The respite did not last long; in seconds, French cannon began sighting on the magnificent white charge barrelling at them, as did most of the sharpshooters in the French positions. A blizzard of shot and ball raged around Franz, but he just kept going. And so did the soldiers. 400 yards, then 250, the grey mass streamed ever closer to the blue line of French.
Then, at last, the white horse fell to earth, whinnying madly. The Austrian charge began to waver, then slow. But up popped Franz II, beautiful uniform now muddied and torn, but still undaunted; with his own recently-found drive, he waved his sword at the nearest Austrian troops, and screamed something.
It may have been, "For Austria." It may have been, "For God and Emperor Franz." It may even have been, "To Paris."
Whatever it was, it convinced the Austrians, and none of them speak about the Battle of the Vosges any more, by unwritten rule. Franz leading the way, the Austrians resumed the charge, coming closer, and closer to the amazed French infantry. At a close distance, the Austrians stopped and began to form squares for an assault; but Franz, reacted to some instinct, turned around and rallied them. An alert french infantryman shot Franz at that instant; but Franz merely looked down, picked up his now-blown-off sword arm with his still attached arm, and charged headlong into the French works.

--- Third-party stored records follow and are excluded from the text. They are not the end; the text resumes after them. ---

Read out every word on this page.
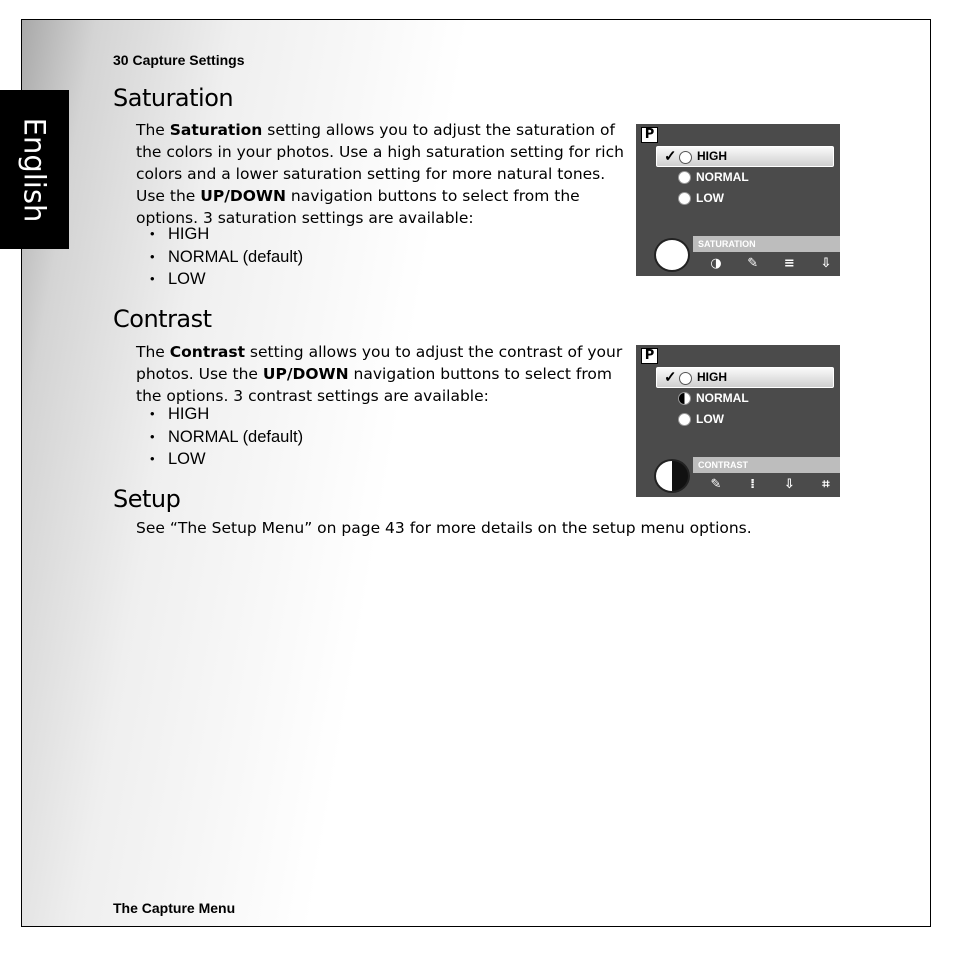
English
30 Capture Settings
Saturation

The Saturation setting allows you to adjust the saturation of the colors in your photos. Use a high saturation setting for rich colors and a lower saturation setting for more natural tones. Use the UP/DOWN navigation buttons to select from the options. 3 saturation settings are available:

• HIGH
• NORMAL (default)
• LOW
P
✓ HIGH
NORMAL
LOW
SATURATION
◑	✎	≡	⇩
Contrast

The Contrast setting allows you to adjust the contrast of your photos. Use the UP/DOWN navigation buttons to select from the options. 3 contrast settings are available:

• HIGH
• NORMAL (default)
• LOW
P
✓ HIGH
NORMAL
LOW
CONTRAST
✎	⁞	⇩	⌗
Setup
See “The Setup Menu” on page 43 for more details on the setup menu options.
The Capture Menu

The Austrians followed seconds later.
It was decided in a matter of minutes, that charge. The French, seeing the spectacle of an emperor driven with such unholy rage as to shrug off amputation to lead his troops into the fray; no man could stand against troops so inspired. And they broke. By companies at first, but soon the whole strong portion of the French line fell back faster, and faster, developing into a rout.
Seeing the imminent danger, Napoleon rallied his troops in the center. But, as blind Fate is wont to play games with fate, at that instant a lucky artillery gunner landed a shell near the Emperor Napoleon. Who laid on the ground, and did not get up. At this last, the French had had enough. Weeping, the Frenchmen who had been close fell back in staggers. Their tearful accounts of the fall of their ruler in turn infected all those French who heard it with the dread disease panic, and more retreated in the face of the desperate Austrians. The Battle of the Vosges had been lost by the luck of the draw and the lives of two emperors.
And what of Franz? Well, history only records his valiant charge up to the French lines. The more complete ones talk about his state funeral in Vienna the month afterwards, and his sainting by a Pope who had, himself, known the terror of Napoleon. None record his body, found mangled and beaten past almost all recognition, in the second line of French earthworks.
Few also record the true cost of the Battle of the Vosges. For not only two emperors died that day. In the battle and ensuing panic, close to 150,000 troops on both sides died that day in sunny northern France. Marshal Melan and his aide, Bosch, survived to return to Vienna; both retired, shortly after. The larger impact, though, was the complete collapse of both the French and Austrian empires; both, shaken by the bloodshed caused by the feud of the two emperors, resisted all efforts to replace a Habsburg- or a Bourbon- on the throne.
A new day had dawned on the bloody Vosges hills.